Я уставилась на нее. Почему она лгала?

– В отъезде, да? – сказал полицейский, скучающая веселость в его голосе исчезла, уступив место чему-то более мрачному, от чего угри у меня в животе зашипели. Он еще больше наклонился к окну, и в его зеркальных солнечных очках отразились наши крошечные копии. Я знала, что он заметил, как забилась жилка на шее Уммы, обратил внимание на то, какие маленькие у нее руки. Его взгляд вернулся к ее лицу; он пытался прочитать, что она за человек. Я никогда не представляла себе Умму кем-то, кроме своей матери, но теперь, глядя на нее глазами полицейского, я поняла, что она могла бы сойти за гораздо более молодую женщину. Внезапно простая красота ее лица, которую я всегда воспринимала как нечто само собой разумеющееся, – длинный узкий нос и большие глаза, пухлый рот, все не унаследованные мной черты – показалась мне опасной.

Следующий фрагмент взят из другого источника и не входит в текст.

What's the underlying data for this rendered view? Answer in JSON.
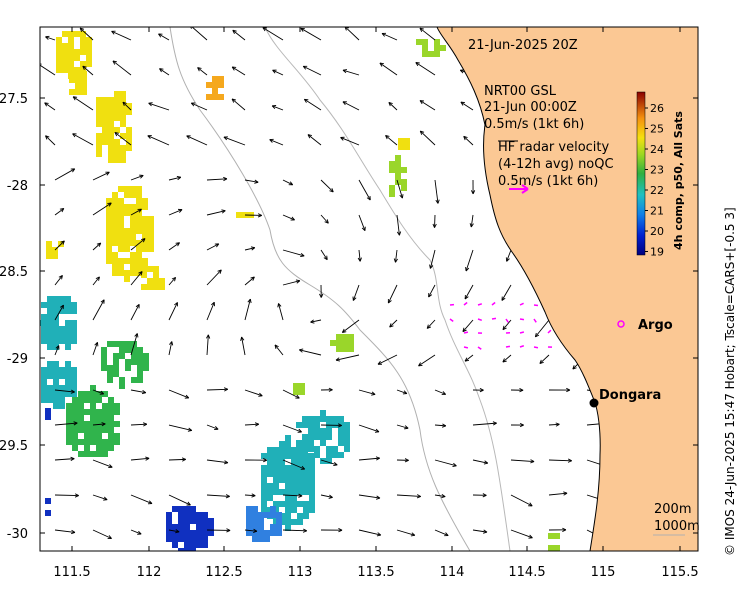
{
  "timestamp": "21-Jun-2025 20Z",
  "model": {
    "name": "NRT00 GSL",
    "time": "21-Jun 00:00Z",
    "scale_label": "0.5m/s (1kt 6h)"
  },
  "radar": {
    "line1": "HF radar velocity",
    "line2": "(4-12h avg) noQC",
    "scale_label": "0.5m/s (1kt 6h)"
  },
  "places": [
    {
      "name": "Argo",
      "lon": 115.04,
      "lat": -28.86
    },
    {
      "name": "Dongara",
      "lon": 114.92,
      "lat": -29.26
    }
  ],
  "isobaths": [
    "200m",
    "1000m"
  ],
  "colorbar": {
    "label": "4h comp, p50, All Sats",
    "ticks": [
      "26",
      "25",
      "24",
      "23",
      "22",
      "21",
      "20",
      "19"
    ]
  },
  "credit": "© IMOS 24-Jun-2025 15:47 Hobart; Tscale=CARS+[-0.5 3]",
  "axes": {
    "x_ticks": [
      "111.5",
      "112",
      "112.5",
      "113",
      "113.5",
      "114",
      "114.5",
      "115",
      "115.5"
    ],
    "y_ticks": [
      "-27.5",
      "-28",
      "-28.5",
      "-29",
      "-29.5",
      "-30"
    ]
  },
  "colors": {
    "land": "#fbc894",
    "radar_vector": "#ff00ff",
    "sst_24": "#f0e010",
    "sst_25": "#f5a81e",
    "sst_23": "#9ad62a",
    "sst_22": "#30b44c",
    "sst_21": "#20b0b8",
    "sst_20": "#3080e0",
    "sst_19": "#1030c0"
  }
}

– Да, – сказала она, и это прозвучало так, словно она приняла какое-то решение. Она выпрямила спину и улыбнулась. – Иногда я теряюсь, когда его нет рядом.

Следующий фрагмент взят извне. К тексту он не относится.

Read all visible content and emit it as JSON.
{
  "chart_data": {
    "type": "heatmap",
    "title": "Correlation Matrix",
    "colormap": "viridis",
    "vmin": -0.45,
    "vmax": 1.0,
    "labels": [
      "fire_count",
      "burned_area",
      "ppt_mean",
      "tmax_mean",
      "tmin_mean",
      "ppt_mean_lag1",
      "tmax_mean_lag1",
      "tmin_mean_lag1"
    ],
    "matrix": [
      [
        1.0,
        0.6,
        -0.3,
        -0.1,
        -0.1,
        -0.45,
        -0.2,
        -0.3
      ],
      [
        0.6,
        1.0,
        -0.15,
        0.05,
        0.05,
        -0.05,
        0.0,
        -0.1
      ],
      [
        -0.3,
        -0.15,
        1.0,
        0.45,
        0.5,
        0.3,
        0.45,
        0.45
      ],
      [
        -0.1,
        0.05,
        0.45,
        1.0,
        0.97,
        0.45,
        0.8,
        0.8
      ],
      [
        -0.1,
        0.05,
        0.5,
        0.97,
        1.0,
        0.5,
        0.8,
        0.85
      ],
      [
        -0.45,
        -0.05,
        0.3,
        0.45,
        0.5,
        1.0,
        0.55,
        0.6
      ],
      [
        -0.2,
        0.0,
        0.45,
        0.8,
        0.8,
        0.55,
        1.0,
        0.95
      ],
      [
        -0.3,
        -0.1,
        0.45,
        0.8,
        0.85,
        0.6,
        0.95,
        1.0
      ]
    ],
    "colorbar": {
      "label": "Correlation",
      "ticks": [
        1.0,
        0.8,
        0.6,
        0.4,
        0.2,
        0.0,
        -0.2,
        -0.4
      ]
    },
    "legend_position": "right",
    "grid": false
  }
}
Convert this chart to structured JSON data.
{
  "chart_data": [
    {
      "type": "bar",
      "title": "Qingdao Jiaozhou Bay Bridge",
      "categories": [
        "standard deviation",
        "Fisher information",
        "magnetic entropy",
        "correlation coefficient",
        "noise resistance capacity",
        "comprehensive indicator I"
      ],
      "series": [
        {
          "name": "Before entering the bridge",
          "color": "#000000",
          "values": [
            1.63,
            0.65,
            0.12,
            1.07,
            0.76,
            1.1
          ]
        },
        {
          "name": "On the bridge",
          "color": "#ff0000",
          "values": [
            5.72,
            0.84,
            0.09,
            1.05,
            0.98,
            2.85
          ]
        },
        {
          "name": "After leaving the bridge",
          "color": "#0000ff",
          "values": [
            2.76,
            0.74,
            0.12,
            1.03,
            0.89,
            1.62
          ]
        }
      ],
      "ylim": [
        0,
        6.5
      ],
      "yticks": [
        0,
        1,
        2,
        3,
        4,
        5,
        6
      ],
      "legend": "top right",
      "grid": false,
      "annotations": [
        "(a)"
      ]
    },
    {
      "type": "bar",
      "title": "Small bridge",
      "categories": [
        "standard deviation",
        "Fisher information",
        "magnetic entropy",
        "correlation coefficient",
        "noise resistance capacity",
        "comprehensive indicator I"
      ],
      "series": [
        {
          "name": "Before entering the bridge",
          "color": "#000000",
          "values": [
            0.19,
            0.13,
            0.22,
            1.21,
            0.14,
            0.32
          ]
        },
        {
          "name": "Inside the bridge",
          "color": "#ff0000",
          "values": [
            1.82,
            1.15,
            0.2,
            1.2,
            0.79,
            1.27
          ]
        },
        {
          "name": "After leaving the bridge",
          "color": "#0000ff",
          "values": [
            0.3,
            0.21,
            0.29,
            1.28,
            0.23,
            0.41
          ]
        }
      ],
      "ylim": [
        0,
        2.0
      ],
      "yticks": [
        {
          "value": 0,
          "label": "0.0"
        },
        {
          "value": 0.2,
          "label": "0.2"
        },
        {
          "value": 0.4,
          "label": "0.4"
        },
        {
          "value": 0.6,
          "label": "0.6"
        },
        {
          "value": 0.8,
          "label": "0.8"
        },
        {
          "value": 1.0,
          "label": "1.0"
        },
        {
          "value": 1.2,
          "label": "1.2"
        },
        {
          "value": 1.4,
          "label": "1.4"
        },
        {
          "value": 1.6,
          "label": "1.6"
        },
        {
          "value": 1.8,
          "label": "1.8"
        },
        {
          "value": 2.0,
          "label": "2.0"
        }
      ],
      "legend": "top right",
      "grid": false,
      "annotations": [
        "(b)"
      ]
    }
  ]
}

– Вам следует быть осторожнее, – четко проговорил полицейский.

– Это из-за меня, – встряла я прежде, чем Умма успела ответить. Мне не нравилось, куда клонился разговор, не нравилось, что сейчас они, казалось, говорили о вещах, которых я не понимала. Полицейский повернулся и посмотрел на меня. – Я сказала маме, что мне очень срочно нужно в туалет. Это не ее вина.

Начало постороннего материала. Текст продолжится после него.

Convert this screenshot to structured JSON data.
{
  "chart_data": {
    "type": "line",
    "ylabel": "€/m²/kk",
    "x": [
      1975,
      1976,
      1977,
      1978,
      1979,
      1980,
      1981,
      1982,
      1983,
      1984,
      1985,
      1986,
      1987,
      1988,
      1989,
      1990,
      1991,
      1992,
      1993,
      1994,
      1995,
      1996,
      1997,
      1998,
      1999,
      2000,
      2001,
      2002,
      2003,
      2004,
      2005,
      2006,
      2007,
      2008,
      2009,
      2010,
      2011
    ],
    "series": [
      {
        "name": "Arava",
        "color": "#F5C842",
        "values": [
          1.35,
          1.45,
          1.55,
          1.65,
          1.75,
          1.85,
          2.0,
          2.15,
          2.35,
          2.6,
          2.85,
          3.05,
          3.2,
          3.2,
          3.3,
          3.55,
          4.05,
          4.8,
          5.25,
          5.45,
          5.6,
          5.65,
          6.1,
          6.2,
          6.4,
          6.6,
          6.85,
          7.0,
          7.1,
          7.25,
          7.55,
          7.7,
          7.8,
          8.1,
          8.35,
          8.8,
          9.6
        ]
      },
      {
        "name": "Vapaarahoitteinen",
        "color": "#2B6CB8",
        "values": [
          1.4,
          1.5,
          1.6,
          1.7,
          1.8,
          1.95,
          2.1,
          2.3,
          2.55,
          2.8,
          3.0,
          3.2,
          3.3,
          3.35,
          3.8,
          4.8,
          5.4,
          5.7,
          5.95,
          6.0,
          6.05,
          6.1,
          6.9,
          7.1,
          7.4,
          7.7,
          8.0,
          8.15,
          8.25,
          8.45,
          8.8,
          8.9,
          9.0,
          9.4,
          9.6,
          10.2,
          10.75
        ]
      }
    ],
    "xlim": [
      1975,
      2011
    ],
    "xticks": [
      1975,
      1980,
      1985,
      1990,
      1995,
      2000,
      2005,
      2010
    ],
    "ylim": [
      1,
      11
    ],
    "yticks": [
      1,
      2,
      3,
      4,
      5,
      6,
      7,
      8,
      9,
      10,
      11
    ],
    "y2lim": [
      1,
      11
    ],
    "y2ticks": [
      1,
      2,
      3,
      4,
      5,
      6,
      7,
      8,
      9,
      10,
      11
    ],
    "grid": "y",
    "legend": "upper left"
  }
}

– Вы хоть представляете, – продолжил он, игнорируя меня и снова переводя взгляд на Умму. – С какой скоростью вы ехали?

Умма покачала головой, как смущенная школьница. Меня тошнило.

– Вы выжали восемьдесят пять. На полосе с максимально допустимой скоростью шестьдесят миль[14] в час, – сказал полицейский.

На небе чередовались розовые и оранжевые пятна, а мимо проносились синие, черные и белые полосы машин, возвращавшихся домой. Он потянулся за своим блокнотом, чтобы записать в него наши преступления.

– Пожалуйста, – попросила Умма, – мы можем на этот раз обойтись предупреждением?

Ее белоснежные зубы сверкнули в отражении солнечных очков полицейского, она начала теребить золотой крестик, висевший у нее на шее, что, как я знала, она делала всякий раз, когда говорила с Богом, прося его вмешаться. С Уммой всегда было так. Единственным существом, поселившимся в ее сердце, был Бог. Я чувствовала себя покинутой всякий раз, когда она закрывала глаза, чтобы поговорить с ним.

– Все остальные тоже ехали быстро, – заметила я. – Почему вы их не остановили?

– Арим, закрой свой рот, – предупредила меня Умма по-корейски.

Полицейский опустил солнцезащитные очки. Его глаза оказались на удивление маленькими, белки слегка налились кровью, а от радужки водянисто-голубого цвета, слишком бледной, мне стало не по себе. Застывшее в них выражение кричало о полной безучастности, покрытой слоем легкой настороженности.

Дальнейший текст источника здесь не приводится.